Elle fut une véritable diva, au sens le plus pur du terme. Son étoile brilla au firmament du cinéma hollywoodien avant même Greta Garbo et Marlene Dietrich… Elle devint la première actrice européenne réclamée par Hollywood et aussi à jouer des rôles principaux pendant une période d'épanouissement exceptionnel de l'art cinématographique…

Barbara Apolonia Chałupiec est née le 3 janvier 1897 à Lipno, dans le royaume de Pologne, alors sous tutelle de l’Empire russe. Son père, Juraj Chalupec, un Rom slovaque, était un petit artisan et sa mère, Eleonora Kiełczewska, une Polonaise, était femme au foyer. En 1902, la mère et la fille vont s’installer à Varsovie. En 1906, Barbara commence à prendre des cours de danse. Elle sera l'élève de Michel Fokine, un émule de Nijinski. Après avoir acquis une solide formation de ballerine au Ballet Impérial de Varsovie, interprétant de nombreux rôles du répertoire, elle a dû mettre fin prématurément à sa carrière, après un début de tuberculose. Elle passera plusieurs mois dans un sanatorium à Zakopane.

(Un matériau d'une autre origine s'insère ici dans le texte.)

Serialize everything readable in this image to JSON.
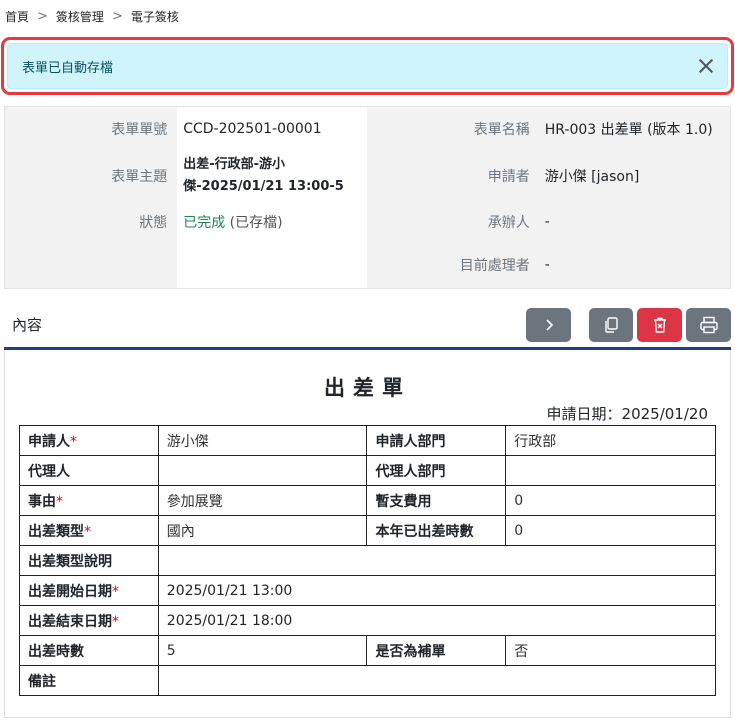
{
  "breadcrumb": [
    "首頁",
    "簽核管理",
    "電子簽核"
  ],
  "alert": {
    "text": "表單已自動存檔"
  },
  "info": {
    "form_no_label": "表單單號",
    "form_no": "CCD-202501-00001",
    "form_name_label": "表單名稱",
    "form_name": "HR-003 出差單 (版本 1.0)",
    "subject_label": "表單主題",
    "subject_line1": "出差-行政部-游小",
    "subject_line2": "傑-2025/01/21 13:00-5",
    "applicant_label": "申請者",
    "applicant": "游小傑 [jason]",
    "status_label": "狀態",
    "status_value": "已完成",
    "status_extra": "(已存檔)",
    "handler_label": "承辦人",
    "handler": "-",
    "processor_label": "目前處理者",
    "processor": "-"
  },
  "content": {
    "title": "內容"
  },
  "toolbar": {
    "next_icon": "chevron-right-icon",
    "copy_icon": "copy-icon",
    "delete_icon": "trash-icon",
    "print_icon": "printer-icon",
    "colors": {
      "gray": "#6c757d",
      "red": "#dc3545"
    }
  },
  "document": {
    "title": "出差單",
    "apply_date": "申請日期：2025/01/20",
    "rows": {
      "applicant_label": "申請人",
      "applicant": "游小傑",
      "dept_label": "申請人部門",
      "dept": "行政部",
      "agent_label": "代理人",
      "agent": "",
      "agent_dept_label": "代理人部門",
      "agent_dept": "",
      "reason_label": "事由",
      "reason": "參加展覽",
      "advance_label": "暫支費用",
      "advance": "0",
      "type_label": "出差類型",
      "type": "國內",
      "year_hours_label": "本年已出差時數",
      "year_hours": "0",
      "type_desc_label": "出差類型說明",
      "type_desc": "",
      "start_label": "出差開始日期",
      "start": "2025/01/21 13:00",
      "end_label": "出差結束日期",
      "end": "2025/01/21 18:00",
      "hours_label": "出差時數",
      "hours": "5",
      "supplement_label": "是否為補單",
      "supplement": "否",
      "note_label": "備註",
      "note": ""
    },
    "required_mark": "*"
  }
}
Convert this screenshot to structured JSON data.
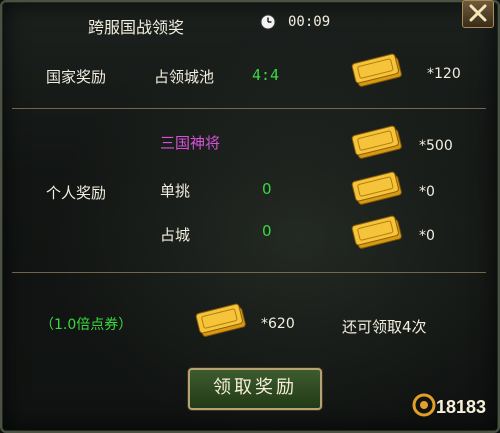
{
  "header": {
    "title": "跨服国战领奖",
    "time": "00:09"
  },
  "country_reward": {
    "label": "国家奖励",
    "item_label": "占领城池",
    "score": "4:4",
    "amount": "*120"
  },
  "personal_reward": {
    "label": "个人奖励",
    "rows": [
      {
        "name": "三国神将",
        "value": "",
        "amount": "*500"
      },
      {
        "name": "单挑",
        "value": "0",
        "amount": "*0"
      },
      {
        "name": "占城",
        "value": "0",
        "amount": "*0"
      }
    ]
  },
  "total": {
    "multiplier_label": "（1.0倍点券）",
    "amount": "*620",
    "remaining": "还可领取4次"
  },
  "actions": {
    "claim_label": "领取奖励"
  },
  "watermark": "18183",
  "colors": {
    "green": "#39d83f",
    "purple": "#d553d8",
    "text": "#f2eedf",
    "ticket": "#f2b51e"
  },
  "icons": {
    "clock": "clock-icon",
    "close": "close-icon",
    "ticket": "gold-ticket-icon"
  }
}
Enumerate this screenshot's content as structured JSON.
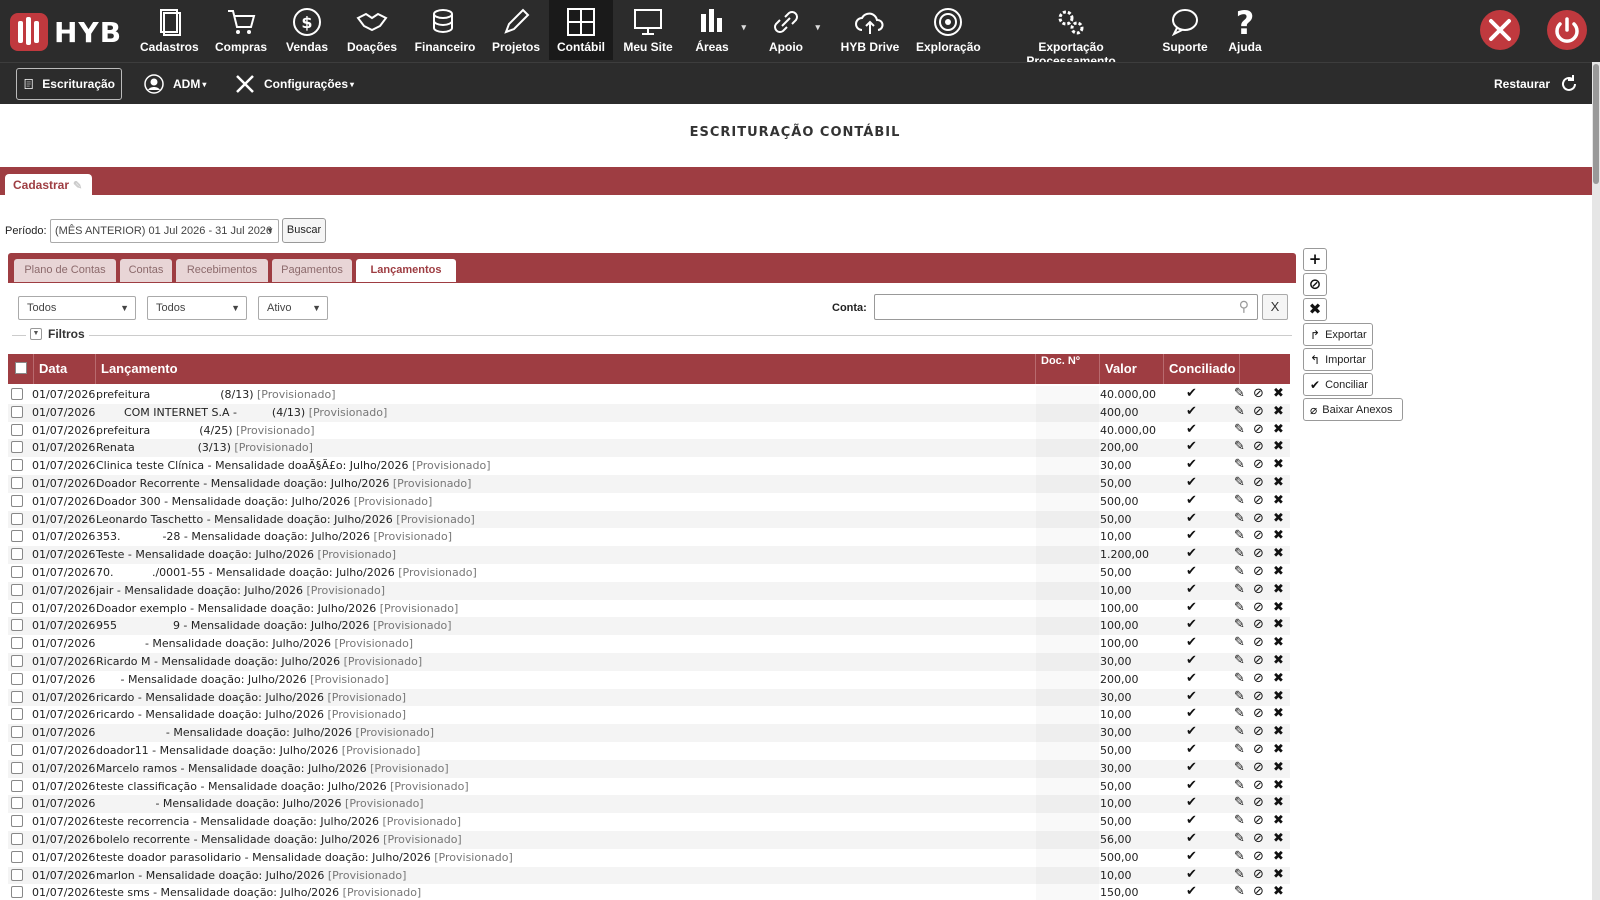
{
  "app": {
    "logo_text": "HYB",
    "brand_color": "#9e3d42"
  },
  "nav": [
    {
      "label": "Cadastros",
      "icon": "document-icon"
    },
    {
      "label": "Compras",
      "icon": "cart-icon"
    },
    {
      "label": "Vendas",
      "icon": "dollar-icon"
    },
    {
      "label": "Doações",
      "icon": "handshake-icon"
    },
    {
      "label": "Financeiro",
      "icon": "coins-icon"
    },
    {
      "label": "Projetos",
      "icon": "pencil-icon"
    },
    {
      "label": "Contábil",
      "icon": "calculator-icon"
    },
    {
      "label": "Meu Site",
      "icon": "monitor-icon"
    },
    {
      "label": "Áreas",
      "icon": "chart-icon"
    },
    {
      "label": "Apoio",
      "icon": "link-icon"
    },
    {
      "label": "HYB Drive",
      "icon": "cloud-upload-icon"
    },
    {
      "label": "Exploração",
      "icon": "target-icon"
    },
    {
      "label": "Exportação Processamento",
      "icon": "gears-icon"
    },
    {
      "label": "Suporte",
      "icon": "chat-icon"
    },
    {
      "label": "Ajuda",
      "icon": "question-icon"
    }
  ],
  "subbar": {
    "escrituracao": "Escrituração",
    "adm": "ADM",
    "configuracoes": "Configurações",
    "restaurar": "Restaurar"
  },
  "page": {
    "title": "ESCRITURAÇÃO CONTÁBIL",
    "tab_cadastrar": "Cadastrar",
    "periodo_label": "Período:",
    "periodo_value": "(MÊS ANTERIOR) 01 Jul 2026 - 31 Jul 2026",
    "buscar": "Buscar"
  },
  "tabs": [
    "Plano de Contas",
    "Contas",
    "Recebimentos",
    "Pagamentos",
    "Lançamentos"
  ],
  "filters": {
    "select1": "Todos",
    "select2": "Todos",
    "select3": "Ativo",
    "conta_label": "Conta:",
    "conta_value": "",
    "clear": "X",
    "filtros": "Filtros"
  },
  "table": {
    "headers": {
      "data": "Data",
      "lancamento": "Lançamento",
      "doc": "Doc. Nº",
      "valor": "Valor",
      "conciliado": "Conciliado"
    },
    "rows": [
      {
        "data": "01/07/2026",
        "lanc": "prefeitura                    (8/13) ",
        "status": "[Provisionado]",
        "valor": "40.000,00"
      },
      {
        "data": "01/07/2026",
        "lanc": "        COM INTERNET S.A -          (4/13) ",
        "status": "[Provisionado]",
        "valor": "400,00"
      },
      {
        "data": "01/07/2026",
        "lanc": "prefeitura              (4/25) ",
        "status": "[Provisionado]",
        "valor": "40.000,00"
      },
      {
        "data": "01/07/2026",
        "lanc": "Renata                  (3/13) ",
        "status": "[Provisionado]",
        "valor": "200,00"
      },
      {
        "data": "01/07/2026",
        "lanc": "Clinica teste Clínica - Mensalidade doaÃ§Ã£o: Julho/2026 ",
        "status": "[Provisionado]",
        "valor": "30,00"
      },
      {
        "data": "01/07/2026",
        "lanc": "Doador Recorrente - Mensalidade doação: Julho/2026 ",
        "status": "[Provisionado]",
        "valor": "50,00"
      },
      {
        "data": "01/07/2026",
        "lanc": "Doador 300 - Mensalidade doação: Julho/2026 ",
        "status": "[Provisionado]",
        "valor": "500,00"
      },
      {
        "data": "01/07/2026",
        "lanc": "Leonardo Taschetto - Mensalidade doação: Julho/2026 ",
        "status": "[Provisionado]",
        "valor": "50,00"
      },
      {
        "data": "01/07/2026",
        "lanc": "353.            -28 - Mensalidade doação: Julho/2026 ",
        "status": "[Provisionado]",
        "valor": "10,00"
      },
      {
        "data": "01/07/2026",
        "lanc": "Teste - Mensalidade doação: Julho/2026 ",
        "status": "[Provisionado]",
        "valor": "1.200,00"
      },
      {
        "data": "01/07/2026",
        "lanc": "70.           ./0001-55 - Mensalidade doação: Julho/2026 ",
        "status": "[Provisionado]",
        "valor": "50,00"
      },
      {
        "data": "01/07/2026",
        "lanc": "jair - Mensalidade doação: Julho/2026 ",
        "status": "[Provisionado]",
        "valor": "10,00"
      },
      {
        "data": "01/07/2026",
        "lanc": "Doador exemplo - Mensalidade doação: Julho/2026 ",
        "status": "[Provisionado]",
        "valor": "100,00"
      },
      {
        "data": "01/07/2026",
        "lanc": "955                9 - Mensalidade doação: Julho/2026 ",
        "status": "[Provisionado]",
        "valor": "100,00"
      },
      {
        "data": "01/07/2026",
        "lanc": "              - Mensalidade doação: Julho/2026 ",
        "status": "[Provisionado]",
        "valor": "100,00"
      },
      {
        "data": "01/07/2026",
        "lanc": "Ricardo M - Mensalidade doação: Julho/2026 ",
        "status": "[Provisionado]",
        "valor": "30,00"
      },
      {
        "data": "01/07/2026",
        "lanc": "       - Mensalidade doação: Julho/2026 ",
        "status": "[Provisionado]",
        "valor": "200,00"
      },
      {
        "data": "01/07/2026",
        "lanc": "ricardo - Mensalidade doação: Julho/2026 ",
        "status": "[Provisionado]",
        "valor": "30,00"
      },
      {
        "data": "01/07/2026",
        "lanc": "ricardo - Mensalidade doação: Julho/2026 ",
        "status": "[Provisionado]",
        "valor": "10,00"
      },
      {
        "data": "01/07/2026",
        "lanc": "                    - Mensalidade doação: Julho/2026 ",
        "status": "[Provisionado]",
        "valor": "30,00"
      },
      {
        "data": "01/07/2026",
        "lanc": "doador11 - Mensalidade doação: Julho/2026 ",
        "status": "[Provisionado]",
        "valor": "50,00"
      },
      {
        "data": "01/07/2026",
        "lanc": "Marcelo ramos - Mensalidade doação: Julho/2026 ",
        "status": "[Provisionado]",
        "valor": "30,00"
      },
      {
        "data": "01/07/2026",
        "lanc": "teste classificação - Mensalidade doação: Julho/2026 ",
        "status": "[Provisionado]",
        "valor": "50,00"
      },
      {
        "data": "01/07/2026",
        "lanc": "                 - Mensalidade doação: Julho/2026 ",
        "status": "[Provisionado]",
        "valor": "10,00"
      },
      {
        "data": "01/07/2026",
        "lanc": "teste recorrencia - Mensalidade doação: Julho/2026 ",
        "status": "[Provisionado]",
        "valor": "50,00"
      },
      {
        "data": "01/07/2026",
        "lanc": "bolelo recorrente - Mensalidade doação: Julho/2026 ",
        "status": "[Provisionado]",
        "valor": "56,00"
      },
      {
        "data": "01/07/2026",
        "lanc": "teste doador parasolidario - Mensalidade doação: Julho/2026 ",
        "status": "[Provisionado]",
        "valor": "500,00"
      },
      {
        "data": "01/07/2026",
        "lanc": "marlon - Mensalidade doação: Julho/2026 ",
        "status": "[Provisionado]",
        "valor": "10,00"
      },
      {
        "data": "01/07/2026",
        "lanc": "teste sms - Mensalidade doação: Julho/2026 ",
        "status": "[Provisionado]",
        "valor": "150,00"
      }
    ]
  },
  "side_actions": {
    "add": "+",
    "block": "⊘",
    "remove": "✖",
    "exportar": "Exportar",
    "importar": "Importar",
    "conciliar": "Conciliar",
    "baixar_anexos": "Baixar Anexos"
  },
  "row_icons": {
    "conciliado": "✔",
    "edit": "✎",
    "block": "⊘",
    "delete": "✖"
  }
}
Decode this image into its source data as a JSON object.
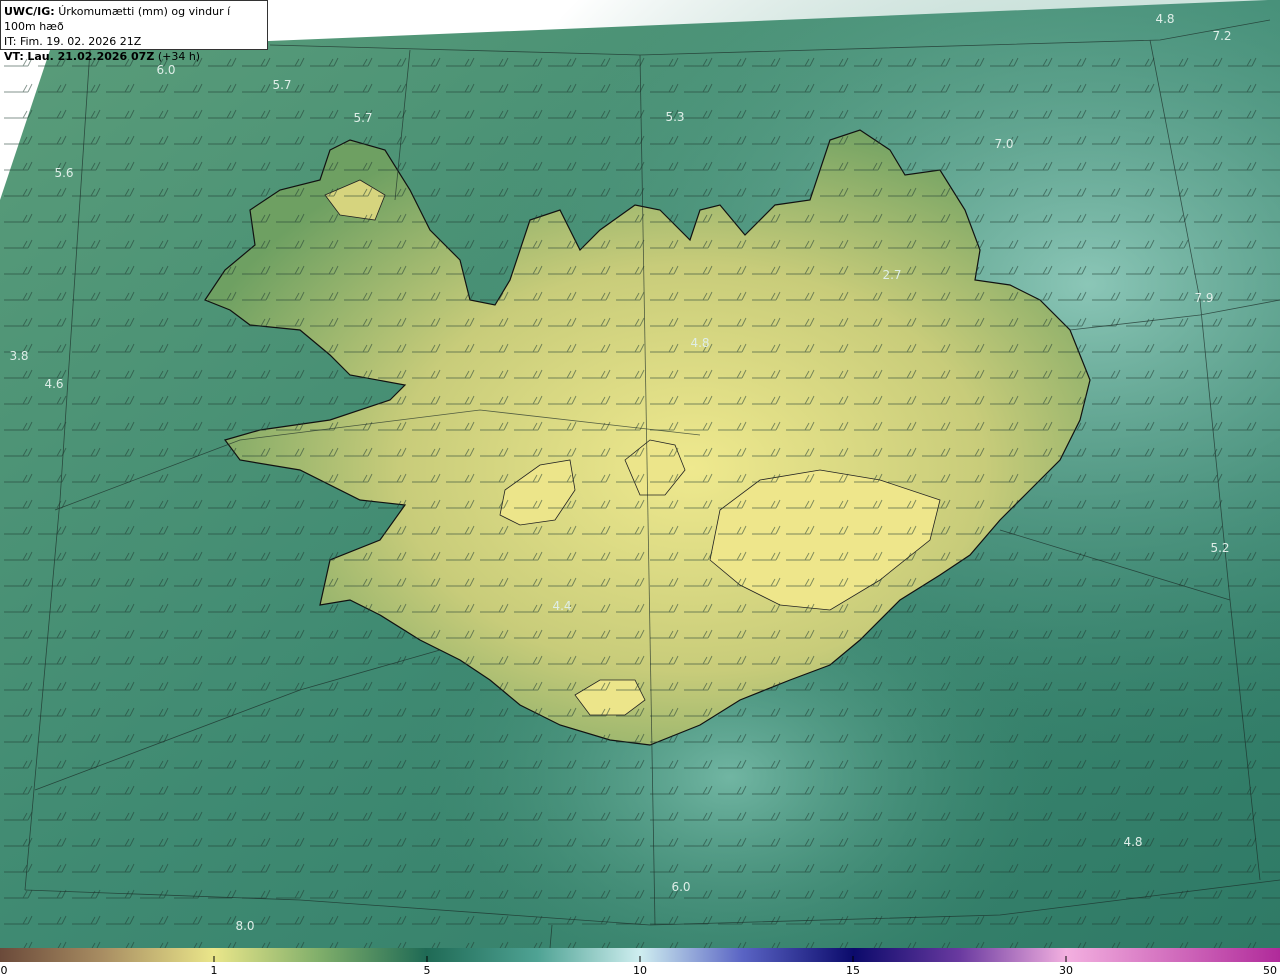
{
  "header": {
    "model": "UWC/IG:",
    "title": "Úrkomumætti (mm) og vindur í 100m hæð",
    "it_line": "IT: Fim. 19. 02. 2026 21Z",
    "vt_prefix": "VT:",
    "vt_bold": "Lau. 21.02.2026 07Z",
    "vt_suffix": "(+34 h)"
  },
  "map_labels": [
    {
      "id": "l1",
      "text": "4.8"
    },
    {
      "id": "l2",
      "text": "7.2"
    },
    {
      "id": "l3",
      "text": "6.0"
    },
    {
      "id": "l4",
      "text": "5.7"
    },
    {
      "id": "l5",
      "text": "5.7"
    },
    {
      "id": "l6",
      "text": "5.3"
    },
    {
      "id": "l7",
      "text": "7.0"
    },
    {
      "id": "l8",
      "text": "5.6"
    },
    {
      "id": "l9",
      "text": "2.7"
    },
    {
      "id": "l10",
      "text": "7.9"
    },
    {
      "id": "l11",
      "text": "3.8"
    },
    {
      "id": "l12",
      "text": "4.6"
    },
    {
      "id": "l13",
      "text": "4.8"
    },
    {
      "id": "l14",
      "text": "5.2"
    },
    {
      "id": "l15",
      "text": "4.4"
    },
    {
      "id": "l16",
      "text": "4.8"
    },
    {
      "id": "l17",
      "text": "6.0"
    },
    {
      "id": "l18",
      "text": "8.0"
    }
  ],
  "colorbar": {
    "ticks": [
      "0",
      "1",
      "5",
      "10",
      "15",
      "30",
      "50"
    ],
    "colors": [
      "#6b4a3a",
      "#c9b27a",
      "#eae68a",
      "#1f6a55",
      "#cfeef0",
      "#0b0a6b",
      "#f3b0e0",
      "#b02a9a"
    ]
  },
  "colors": {
    "sea": "#3f8a72",
    "land_low": "#7fa964",
    "land_high": "#e8e58a",
    "coast": "#111111"
  }
}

De retour, elle décide en 1911 de passer des auditions au Théâtre Impérial comme actrice. Le 1er septembre 1912 - à l’âge de 15 ans ! - adoptant le pseudonyme de Pola Negri [Pola, diminutif d’Apolonia, et Negri en l'honneur de sa poètesse italienne préférée Ada Negri], elle fait ses débuts sur la scène du “Théâtre Mały” dans “Vœux de jeunes filles” d'Aleksander Fredro. Les critiques sont tout d’abord mitigées. Sa diction était médiocre et sa voix rauque ne la prédisposait pas au théâtre. Mais bientôt, le succès sera là… facilité par d'excellentes conditions : une belle silhouette, un joli visage, des yeux verts, des cheveux noirs…

1914-Der Tanz der Todes/La danse de la mort (titre allemand de Niewolnica zmysłów)

En 1914, elle va débuter au cinéma dans un film muet de Jan Pawłowski “Niewolnica zmysłów/Esclave de ses sens”, avant d’être engagée par Aleksander Hertz, fondateur de la première société de production cinématographique polonaise “Sfinks”. 
Elle tournera plusieurs films pour Hertz qui fera d’elle une figure de femme fatale…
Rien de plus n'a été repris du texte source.